Sunday 6 June 2010

You Kiss By The Book.

Oh, what can I say about Baz Luhrmann's Romeo + Juliet? I first saw it many moons ago, back in, what, late 1996 or early 1997 when it was in cinemas in Australia. I must have been twelve at the time, almost thirteen. To me, then, Shakespeare was a name I knew, someone we had to study in English class at school. Strictly Ballroom was somewhere on my radar. Titanic was still a year away, but we all knew Leonardo DiCaprio as hot, though no one really knew who Claire Danes was except that she had done that angst-ridden TV show a year or two back. And then, suddenly, Shakespeare for the MTV generation. Sharp, tense, violent, bloody, young, glossy, pretty. It wasn't Shakespeare as we had envisaged, as we had seen in telemovies or on stage. This was Shakespeare for us, and my, it was glorious.
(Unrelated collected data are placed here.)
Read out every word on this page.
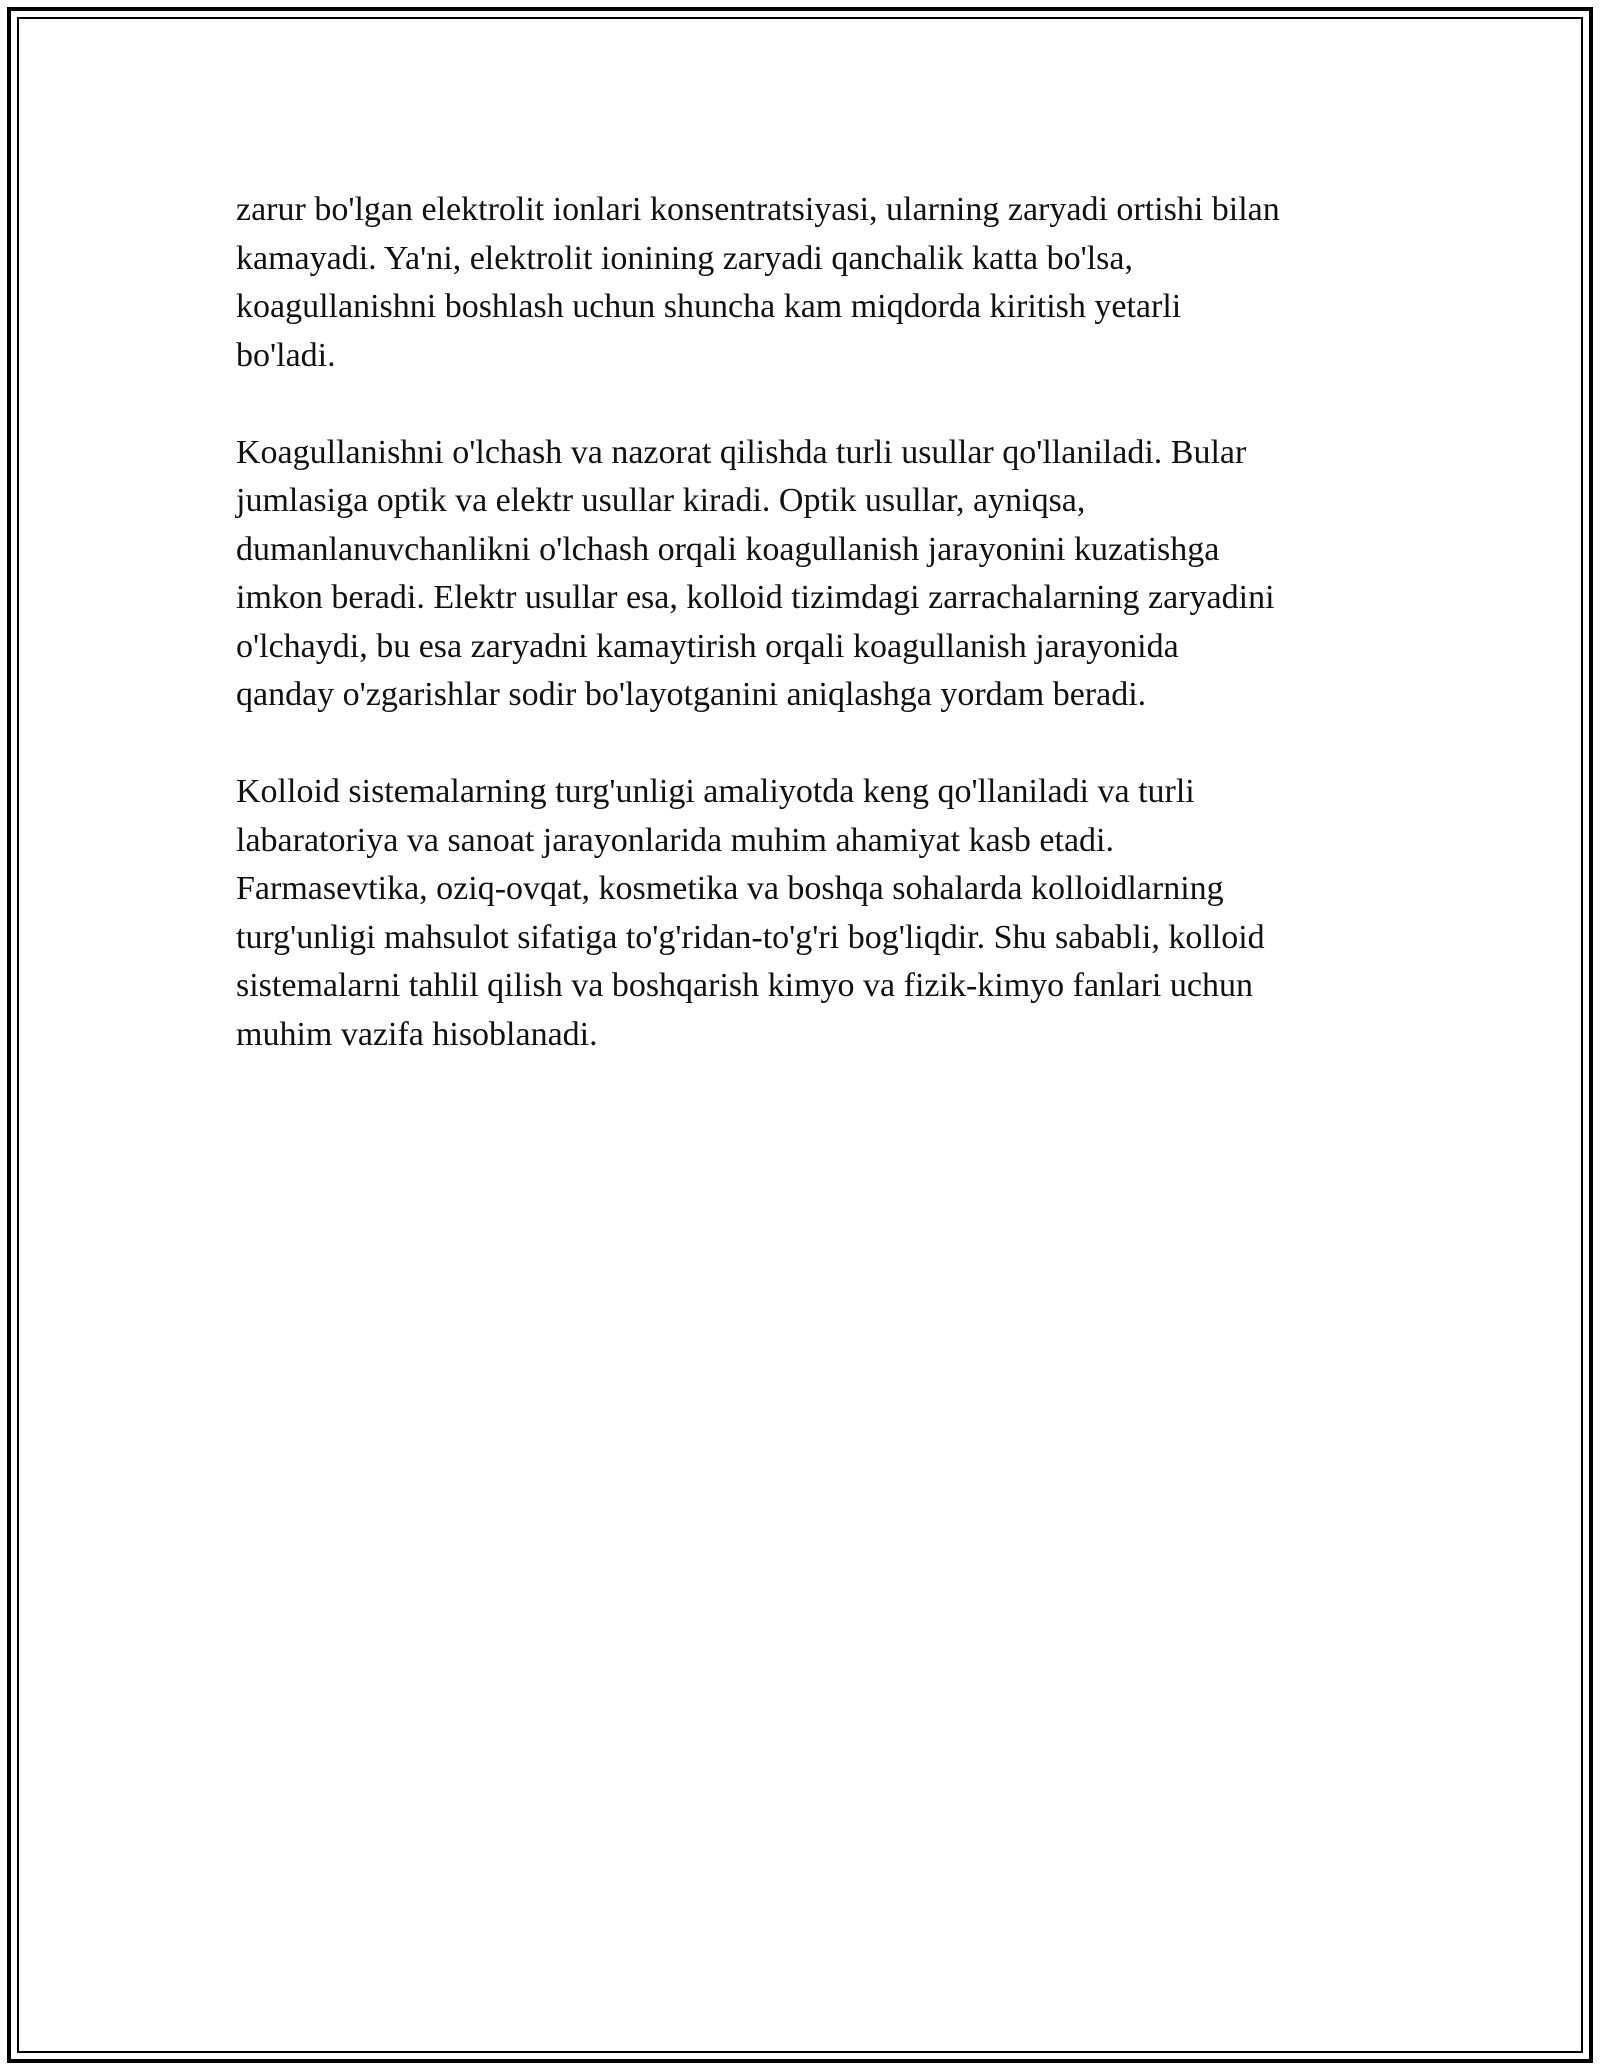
zarur bo'lgan elektrolit ionlari konsentratsiyasi, ularning zaryadi ortishi bilan
kamayadi. Ya'ni, elektrolit ionining zaryadi qanchalik katta bo'lsa,
koagullanishni boshlash uchun shuncha kam miqdorda kiritish yetarli
bo'ladi.

Koagullanishni o'lchash va nazorat qilishda turli usullar qo'llaniladi. Bular
jumlasiga optik va elektr usullar kiradi. Optik usullar, ayniqsa,
dumanlanuvchanlikni o'lchash orqali koagullanish jarayonini kuzatishga
imkon beradi. Elektr usullar esa, kolloid tizimdagi zarrachalarning zaryadini
o'lchaydi, bu esa zaryadni kamaytirish orqali koagullanish jarayonida
qanday o'zgarishlar sodir bo'layotganini aniqlashga yordam beradi.

Kolloid sistemalarning turg'unligi amaliyotda keng qo'llaniladi va turli
labaratoriya va sanoat jarayonlarida muhim ahamiyat kasb etadi.
Farmasevtika, oziq-ovqat, kosmetika va boshqa sohalarda kolloidlarning
turg'unligi mahsulot sifatiga to'g'ridan-to'g'ri bog'liqdir. Shu sababli, kolloid
sistemalarni tahlil qilish va boshqarish kimyo va fizik-kimyo fanlari uchun
muhim vazifa hisoblanadi.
This film is still my favourite Shakespeare adaptation. I think you would struggle to find many people between the ages of, say, 20 and 35 who would disagree. Especially when it comes to a faithful(ish) adaptation, one using the Bard's original words, phrasings, dialogue. Luhrmann, with co-writer Craig Pearce (who also pitched in on Strictly Ballroom and Moulin Rouge!) dissected and reworked this most classic of love stories into a modern setting without losing the meaning, the love story, and so many of the classic elements. The billboards in the background speak Shakespearean, the guns are inscribed with the names of swords. The wealth is opulent, over-the-top, outrageous. The parties are debauched, the clothing glamourous, the feuds brutal and long-running.
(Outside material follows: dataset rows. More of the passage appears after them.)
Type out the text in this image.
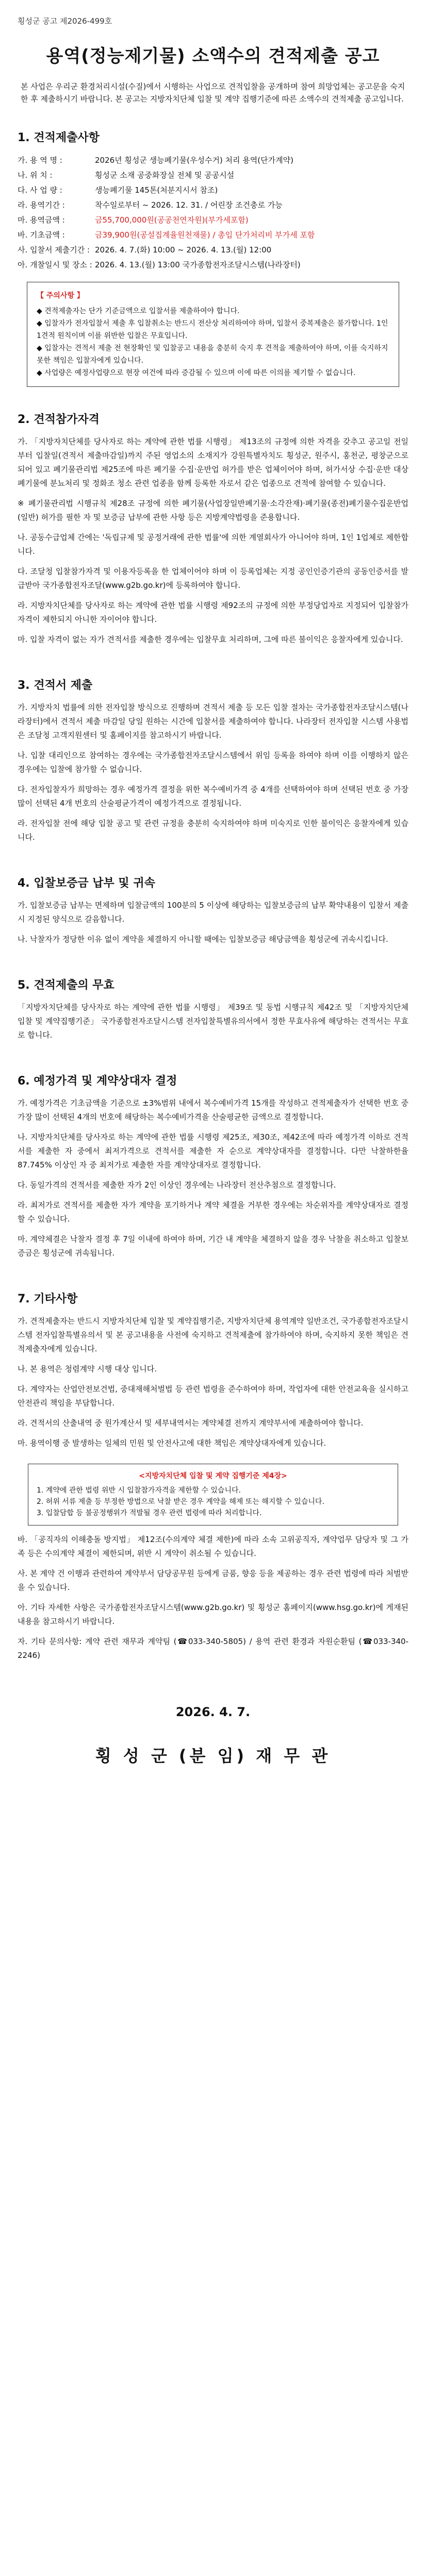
횡성군 공고 제2026-499호
용역(정능제기물) 소액수의 견적제출 공고
본 사업은 우리군 환경처리시설(수질)에서 시행하는 사업으로 견적입찰을 공개하며 참여 희망업체는 공고문을 숙지한 후 제출하시기 바랍니다. 본 공고는 지방자치단체 입찰 및 계약 집행기준에 따른 소액수의 견적제출 공고입니다.
1. 견적제출사항
가. 용 역 명 :	2026년 횡성군 생능폐기물(우성수거) 처리 용역(단가계약)
나. 위 치 :	횡성군 소재 공중화장실 전체 및 공공시설
다. 사 업 량 :	생능폐기물 145톤(처분지시서 참조)
라. 용역기간 :	착수일로부터 ~ 2026. 12. 31. / 어린장 조건충로 가능
마. 용역금액 :	금55,700,000원(공공천연자원)(부가세포함)
바. 기초금액 :	금39,900원(공설집계율원천재물) / 총입 단가처리비 부가세 포함
사. 입찰서 제출기간 : 2026. 4. 7.(화) 10:00 ~ 2026. 4. 13.(월) 12:00
아. 개찰일시 및 장소 : 2026. 4. 13.(월) 13:00 국가종합전자조달시스템(나라장터)
【 주의사항 】
◆ 견적제출자는 단가 기준금액으로 입찰서를 제출하여야 합니다.
◆ 입찰자가 전자입찰서 제출 후 입찰취소는 반드시 전산상 처리하여야 하며, 입찰서 중복제출은 불가합니다. 1인 1견적 원칙이며 이를 위반한 입찰은 무효입니다.
◆ 입찰자는 견적서 제출 전 현장확인 및 입찰공고 내용을 충분히 숙지 후 견적을 제출하여야 하며, 이를 숙지하지 못한 책임은 입찰자에게 있습니다.
◆ 사업량은 예정사업량으로 현장 여건에 따라 증감될 수 있으며 이에 따른 이의를 제기할 수 없습니다.
2. 견적참가자격

가. 「지방자치단체를 당사자로 하는 계약에 관한 법률 시행령」 제13조의 규정에 의한 자격을 갖추고 공고일 전일부터 입찰일(견적서 제출마감일)까지 주된 영업소의 소재지가 강원특별자치도 횡성군, 원주시, 홍천군, 평창군으로 되어 있고 폐기물관리법 제25조에 따른 폐기물 수집·운반업 허가를 받은 업체이어야 하며, 허가서상 수집·운반 대상 폐기물에 분뇨처리 및 정화조 청소 관련 업종을 함께 등록한 자로서 같은 업종으로 견적에 참여할 수 있습니다.

※ 폐기물관리법 시행규칙 제28조 규정에 의한 폐기물(사업장일반폐기물·소각잔재)·폐기물(종전)폐기물수집운반업(일반) 허가를 필한 자 및 보증금 납부에 관한 사항 등은 지방계약법령을 준용합니다.

나. 공동수급업체 간에는 '독립규제 및 공정거래에 관한 법률'에 의한 계열회사가 아니어야 하며, 1인 1업체로 제한합니다.

다. 조달청 입찰참가자격 및 이용자등록을 한 업체이어야 하며 이 등록업체는 지정 공인인증기관의 공동인증서를 발급받아 국가종합전자조달(www.g2b.go.kr)에 등록하여야 합니다.

라. 지방자치단체를 당사자로 하는 계약에 관한 법률 시행령 제92조의 규정에 의한 부정당업자로 지정되어 입찰참가자격이 제한되지 아니한 자이어야 합니다.

마. 입찰 자격이 없는 자가 견적서를 제출한 경우에는 입찰무효 처리하며, 그에 따른 불이익은 응찰자에게 있습니다.

3. 견적서 제출

가. 지방자치 법률에 의한 전자입찰 방식으로 진행하며 견적서 제출 등 모든 입찰 절차는 국가종합전자조달시스템(나라장터)에서 견적서 제출 마감일 당일 원하는 시간에 입찰서를 제출하여야 합니다. 나라장터 전자입찰 시스템 사용법은 조달청 고객지원센터 및 홈페이지를 참고하시기 바랍니다.

나. 입찰 대리인으로 참여하는 경우에는 국가종합전자조달시스템에서 위임 등록을 하여야 하며 이를 이행하지 않은 경우에는 입찰에 참가할 수 없습니다.

다. 전자입찰자가 희망하는 경우 예정가격 결정을 위한 복수예비가격 중 4개를 선택하여야 하며 선택된 번호 중 가장 많이 선택된 4개 번호의 산술평균가격이 예정가격으로 결정됩니다.

라. 전자입찰 전에 해당 입찰 공고 및 관련 규정을 충분히 숙지하여야 하며 미숙지로 인한 불이익은 응찰자에게 있습니다.

4. 입찰보증금 납부 및 귀속

가. 입찰보증금 납부는 면제하며 입찰금액의 100분의 5 이상에 해당하는 입찰보증금의 납부 확약내용이 입찰서 제출 시 지정된 양식으로 갈음합니다.

나. 낙찰자가 정당한 이유 없이 계약을 체결하지 아니할 때에는 입찰보증금 해당금액을 횡성군에 귀속시킵니다.

5. 견적제출의 무효

「지방자치단체를 당사자로 하는 계약에 관한 법률 시행령」 제39조 및 동법 시행규칙 제42조 및 「지방자치단체 입찰 및 계약집행기준」 국가종합전자조달시스템 전자입찰특별유의서에서 정한 무효사유에 해당하는 견적서는 무효로 합니다.

6. 예정가격 및 계약상대자 결정

가. 예정가격은 기초금액을 기준으로 ±3%범위 내에서 복수예비가격 15개를 작성하고 견적제출자가 선택한 번호 중 가장 많이 선택된 4개의 번호에 해당하는 복수예비가격을 산술평균한 금액으로 결정합니다.

나. 지방자치단체를 당사자로 하는 계약에 관한 법률 시행령 제25조, 제30조, 제42조에 따라 예정가격 이하로 견적서를 제출한 자 중에서 최저가격으로 견적서를 제출한 자 순으로 계약상대자를 결정합니다. 다만 낙찰하한율 87.745% 이상인 자 중 최저가로 제출한 자를 계약상대자로 결정합니다.

다. 동일가격의 견적서를 제출한 자가 2인 이상인 경우에는 나라장터 전산추첨으로 결정합니다.

라. 최저가로 견적서를 제출한 자가 계약을 포기하거나 계약 체결을 거부한 경우에는 차순위자를 계약상대자로 결정할 수 있습니다.

마. 계약체결은 낙찰자 결정 후 7일 이내에 하여야 하며, 기간 내 계약을 체결하지 않을 경우 낙찰을 취소하고 입찰보증금은 횡성군에 귀속됩니다.

7. 기타사항

가. 견적제출자는 반드시 지방자치단체 입찰 및 계약집행기준, 지방자치단체 용역계약 일반조건, 국가종합전자조달시스템 전자입찰특별유의서 및 본 공고내용을 사전에 숙지하고 견적제출에 참가하여야 하며, 숙지하지 못한 책임은 견적제출자에게 있습니다.

나. 본 용역은 청렴계약 시행 대상 입니다.

다. 계약자는 산업안전보건법, 중대재해처벌법 등 관련 법령을 준수하여야 하며, 작업자에 대한 안전교육을 실시하고 안전관리 책임을 부담합니다.

라. 견적서의 산출내역 중 원가계산서 및 세부내역서는 계약체결 전까지 계약부서에 제출하여야 합니다.

마. 용역이행 중 발생하는 일체의 민원 및 안전사고에 대한 책임은 계약상대자에게 있습니다.

<지방자치단체 입찰 및 계약 집행기준 제4장>
1. 계약에 관한 법령 위반 시 입찰참가자격을 제한할 수 있습니다.
2. 허위 서류 제출 등 부정한 방법으로 낙찰 받은 경우 계약을 해제 또는 해지할 수 있습니다.
3. 입찰담합 등 불공정행위가 적발될 경우 관련 법령에 따라 처리합니다.

바. 「공직자의 이해충돌 방지법」 제12조(수의계약 체결 제한)에 따라 소속 고위공직자, 계약업무 담당자 및 그 가족 등은 수의계약 체결이 제한되며, 위반 시 계약이 취소될 수 있습니다.

사. 본 계약 건 이행과 관련하여 계약부서 담당공무원 등에게 금품, 향응 등을 제공하는 경우 관련 법령에 따라 처벌받을 수 있습니다.

아. 기타 자세한 사항은 국가종합전자조달시스템(www.g2b.go.kr) 및 횡성군 홈페이지(www.hsg.go.kr)에 게재된 내용을 참고하시기 바랍니다.

자. 기타 문의사항: 계약 관련 재무과 계약팀 (☎033-340-5805) / 용역 관련 환경과 자원순환팀 (☎033-340-2246)

2026. 4. 7.
횡 성 군 (분 임) 재 무 관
And the performances match. They have just the right level of camp melodrama to play into the anti-modern words and the far-fetched setting, without ever taking them too far. DiCaprio and Danes are in love, John Leguizamo as Tybalt is menacing and angry, Harold Perrineau is tragic as Mercutio, Pete Postlethwaite is concerned but conspiratorial as Father Lawrence, Paul Sorvino and Brian Dennehy are impotent as the Capulet and Montague heads respectively, even Paul Rudd is pathetically naive as Paris. Everyone pitches in to lend a hand in the stunning spaces created by Catherine Martin and her crew. And of course, the inimitable Jill Bilcock pieces it all back together seamlessly, beautifully, strikingly.


If you don't know the story, sort your life out. If you haven't seen it, sort your life out. Maybe my opinion is somewhat skewed by the time in my life in which I saw it and the memories associated with it, but for me it is, and always will be, 5 stars.